Are there any working examples using the Coregionalize kernel for multi-output? I did not see anything on the repo.

I assume it is supposed to be used like this?

K = gp.kernels.Sum(
            gp.kernels.Matern32(
                input_dim=1, 
                variance=v, 
                lengthscale=ls,
            ),
            gp.kernels.Coregionalize(
                input_dim=1, 
                rank=y.shape[1]
            )
        )

Having done this, how do you access its output? when I call model() on the resulting GPRegression, I only get 1-D output, whereas I was expecting 2-D (where the second dimension is the size of rank).

Any guidance most welcome.

fehiepsi · May 12, 2021, 7:49pm

I think you need to encode your input data with additional one-hot dimensions (quoted from the docs “The typical use case is for modeling correlations among outputs of a multi-output GP, where outputs are coded as distinct data points with one-hot coded features denoting which output each datapoint represents.”) I couldn’t find an example in Pyro but this example in GPFlow illustrates the principle (I guess you can find some similar examples in GPy or other gp frameworks too):

instead of working with (X1, X2, X3, …, Xn) → ((y11, y12, …, y1d), (y21, … y2d), …, (yn1, … ynd))
we will work with (X1 x (1, …, 0), X1 x (0, 1,…), …X1 x (0,…, 1), X2…) → (y11, y12, …, y1d, y21, …)

fonnesbeck · May 12, 2021, 8:50pm

And that one-hot encoded matrix is passed to the Sum kernel as the Z input?
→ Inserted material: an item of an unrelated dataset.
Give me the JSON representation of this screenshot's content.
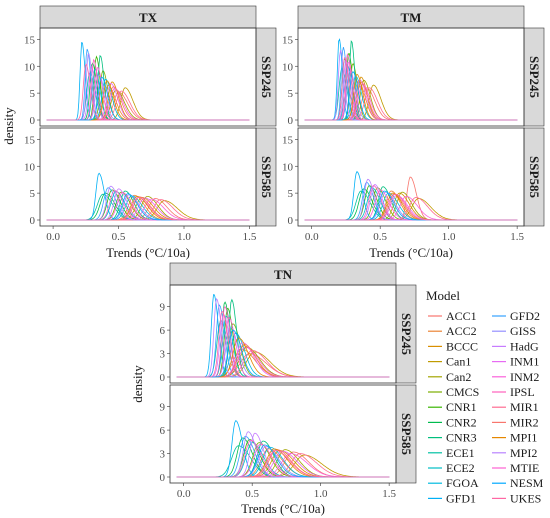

I’m familiar with the GPFlow implementation, but it seems very different from this one, in that it simply appends a single categorical variable to the inputs to use as the output dimension index. That does not seem to be happening here.

fehiepsi · May 12, 2021, 10:38pm

You are right, the categorical variable in Pyro version is in one-hot form. The reason is PyTorch doesn’t support concatenating a real tensor and a long tensor.